Así es que, prisioneros de su actitud acomodaticia, la vida les da pocas oportunidades de ponerse a pensar. Les ha sido dado como por ensalmo su perro, su coche, su vivienda, su segunda vivienda y, como no podría ser menos, su correlativo espiritual, es decir, un amor propio que se lo pisan. Viven convencidos de que todo lo que tienen lo deben a su mucha inteligencia. Son los mejores y viven en el mejor lugar del mundo así que, a qué extrañarse que sean los sujetos de la envidia de tantos y tantos, empezando por sus sarnosos vecinos.
Hasta que se empiezan a ver signos de que los sarnosos no lo son tanto y que el propio paraíso muestra sus grietas. Es evidente que lo uno por lo otro. Nos están robando. Hay que defenderse. Som i serem, como dicen en no sé donde. Siempre en manada que es donde menos se notan las propias carencias y los defectos, al ser compartidos, se consideran virtudes.
En fin, ya conocemos el rollo, porque desde que tenemos memoria histórica no ha habido grupo humano que no se haya considerado el mejor de todos y, también, que cuando ha visto tambalearse tan estúpida convicción no haya cercenado toda contradicción interna para que no se cuestione la maldad del enemigo que ha provocado el declive. Lo demás, el líder que encizaña, ya, por añadidura.

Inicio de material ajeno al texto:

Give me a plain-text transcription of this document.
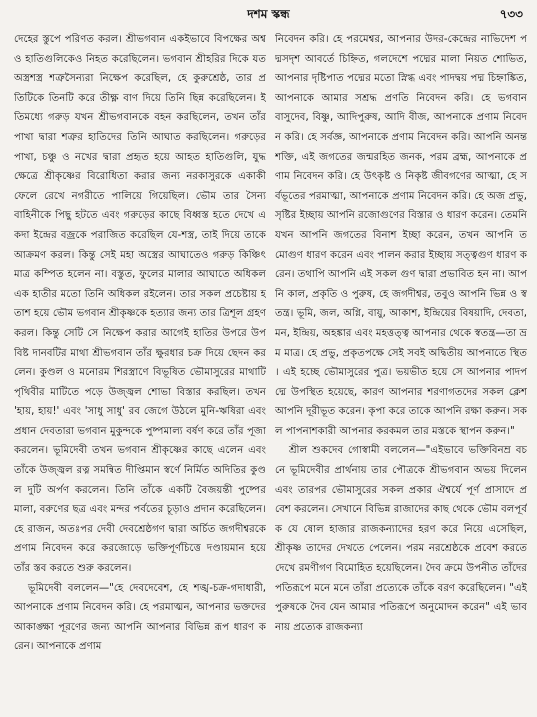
দশম স্কন্ধ	৭৩৩

দেহের স্তুপে পরিণত করল। শ্রীভগবান একইভাবে বিপক্ষের অশ্ব ও হাতিগুলিকেও নিহত করেছিলেন। ভগবান শ্রীহরির দিকে যত অস্ত্রশস্ত্র শত্রুসৈন্যরা নিক্ষেপ করেছিল, হে কুরুশ্রেষ্ঠ, তার প্রতিটিকে তিনটি করে তীক্ষ্ণ বাণ দিয়ে তিনি ছিন্ন করেছিলেন। ইতিমধ্যে গরুড় যখন শ্রীভগবানকে বহন করছিলেন, তখন তাঁর পাখা দ্বারা শত্রুর হাতিদের তিনি আঘাত করছিলেন। গরুড়ের পাখা, চঞ্চু ও নখের দ্বারা প্রহৃত হয়ে আহত হাতিগুলি, যুদ্ধক্ষেত্রে শ্রীকৃষ্ণের বিরোধিতা করার জন্য নরকাসুরকে একাকী ফেলে রেখে নগরীতে পালিয়ে গিয়েছিল। ভৌম তার সৈন্যবাহিনীকে পিছু হটতে এবং গরুড়ের কাছে বিধ্বস্ত হতে দেখে একদা ইন্দ্রের বজ্রকে পরাজিত করেছিল যে-শস্ত্র, তাই দিয়ে তাকে আক্রমণ করল। কিন্তু সেই মহা অস্ত্রের আঘাতেও গরুড় কিঞ্চিৎমাত্র কম্পিত হলেন না। বস্তুত, ফুলের মালার আঘাতে অধিকল এক হাতীর মতো তিনি অধিকল রইলেন। তার সকল প্রচেষ্টায় হতাশ হয়ে ভৌম ভগবান শ্রীকৃষ্ণকে হত্যার জন্য তার ত্রিশূল গ্রহণ করল। কিন্তু সেটি সে নিক্ষেপ করার আগেই হাতির উপরে উপবিষ্ট দানবটির মাথা শ্রীভগবান তাঁর ক্ষুরধার চক্র দিয়ে ছেদন করলেন। কুণ্ডল ও মনোরম শিরস্ত্রাণে বিভূষিত ভৌমাসুরের মাথাটি পৃথিবীর মাটিতে পড়ে উজ্জ্বল শোভা বিস্তার করছিল। তখন 'হায়, হায়!' এবং 'সাধু সাধু' রব জেগে উঠলে মুনি-ঋষিরা এবং প্রধান দেবতারা ভগবান মুকুন্দকে পুষ্পমাল্য বর্ষণ করে তাঁর পূজা করলেন। ভূমিদেবী তখন ভগবান শ্রীকৃষ্ণের কাছে এলেন এবং তাঁকে উজ্জ্বল রত্ন সমন্বিত দীপ্তিমান স্বর্ণে নির্মিত অদিতির কুণ্ডল দুটি অর্পণ করলেন। তিনি তাঁকে একটি বৈজয়ন্তী পুষ্পের মালা, বরুণের ছত্র এবং মন্দর পর্বতের চূড়াও প্রদান করেছিলেন। হে রাজন, অতঃপর দেবী দেবশ্রেষ্ঠগণ দ্বারা অর্চিত জগদীশ্বরকে প্রণাম নিবেদন করে করজোড়ে ভক্তিপূর্ণচিত্তে দণ্ডায়মান হয়ে তাঁর স্তব করতে শুরু করলেন।

ভূমিদেবী বললেন—"হে দেবদেবেশ, হে শঙ্খ-চক্র-গদাধারী, আপনাকে প্রণাম নিবেদন করি। হে পরমাত্মন, আপনার ভক্তদের আকাঙ্ক্ষা পূরণের জন্য আপনি আপনার বিভিন্ন রূপ ধারণ করেন। আপনাকে প্রণাম

নিবেদন করি। হে পরমেশ্বর, আপনার উদর-কেন্দ্রের নাভিদেশ পদ্মসদৃশ আবর্তে চিহ্নিত, গলদেশে পদ্মের মালা নিয়ত শোভিত, আপনার দৃষ্টিপাত পদ্মের মতো স্নিগ্ধ এবং পাদদ্বয় পদ্ম চিহ্নাঙ্কিত, আপনাকে আমার সশ্রদ্ধ প্রণতি নিবেদন করি। হে ভগবান বাসুদেব, বিষ্ণু, আদিপুরুষ, আদি বীজ, আপনাকে প্রণাম নিবেদন করি। হে সর্বজ্ঞ, আপনাকে প্রণাম নিবেদন করি। আপনি অনন্তশক্তি, এই জগতের জন্মরহিত জনক, পরম ব্রহ্ম, আপনাকে প্রণাম নিবেদন করি। হে উৎকৃষ্ট ও নিকৃষ্ট জীবগণের আত্মা, হে সর্বভূতের পরমাত্মা, আপনাকে প্রণাম নিবেদন করি। হে অজ প্রভু, সৃষ্টির ইচ্ছায় আপনি রজোগুণের বিস্তার ও ধারণ করেন। তেমনি যখন আপনি জগতের বিনাশ ইচ্ছা করেন, তখন আপনি তমোগুণ ধারণ করেন এবং পালন করার ইচ্ছায় সত্ত্বগুণ ধারণ করেন। তথাপি আপনি এই সকল গুণ দ্বারা প্রভাবিত হন না। আপনি কাল, প্রকৃতি ও পুরুষ, হে জগদীশ্বর, তবুও আপনি ভিন্ন ও স্বতন্ত্র। ভূমি, জল, অগ্নি, বায়ু, আকাশ, ইন্দ্রিয়ের বিষয়াদি, দেবতা, মন, ইন্দ্রিয়, অহঙ্কার এবং মহত্তত্ত্ব আপনার থেকে স্বতন্ত্র—তা ভ্রম মাত্র। হে প্রভু, প্রকৃতপক্ষে সেই সবই অদ্বিতীয় আপনাতে স্থিত। এই হচ্ছে ভৌমাসুরের পুত্র। ভয়ভীত হয়ে সে আপনার পাদপদ্মে উপস্থিত হয়েছে, কারণ আপনার শরণাগতদের সকল ক্লেশ আপনি দূরীভূত করেন। কৃপা করে তাকে আপনি রক্ষা করুন। সকল পাপনাশকারী আপনার করকমল তার মস্তকে স্থাপন করুন।"

শ্রীল শুকদেব গোস্বামী বললেন—"এইভাবে ভক্তিবিনম্র বচনে ভূমিদেবীর প্রার্থনায় তার পৌত্রকে শ্রীভগবান অভয় দিলেন এবং তারপর ভৌমাসুরের সকল প্রকার ঐশ্বর্যে পূর্ণ প্রাসাদে প্রবেশ করলেন। সেখানে বিভিন্ন রাজাদের কাছ থেকে ভৌম বলপূর্বক যে ষোল হাজার রাজকন্যাদের হরণ করে নিয়ে এসেছিল, শ্রীকৃষ্ণ তাদের দেখতে পেলেন। পরম নরশ্রেষ্ঠকে প্রবেশ করতে দেখে রমণীগণ বিমোহিত হয়েছিলেন। দৈব ক্রমে উপনীত তাঁদের পতিরূপে মনে মনে তাঁরা প্রত্যেকে তাঁকে বরণ করেছিলেন। "এই পুরুষকে দৈব যেন আমার পতিরূপে অনুমোদন করেন" এই ভাবনায় প্রত্যেক রাজকন্যা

Si yo fuese Dios, con permiso de Buñuel, promulgaría una ley que iba a acabar con todas estas mamarrachadas en un santiamén. Consistiría en obligar a todo el mundo a vivir por lo menos las tres cuartas partes de su vida a una distancia prudente, 500 ó 1000 kilómetros al menos, de donde han nacido. Ya ven qué sencillo.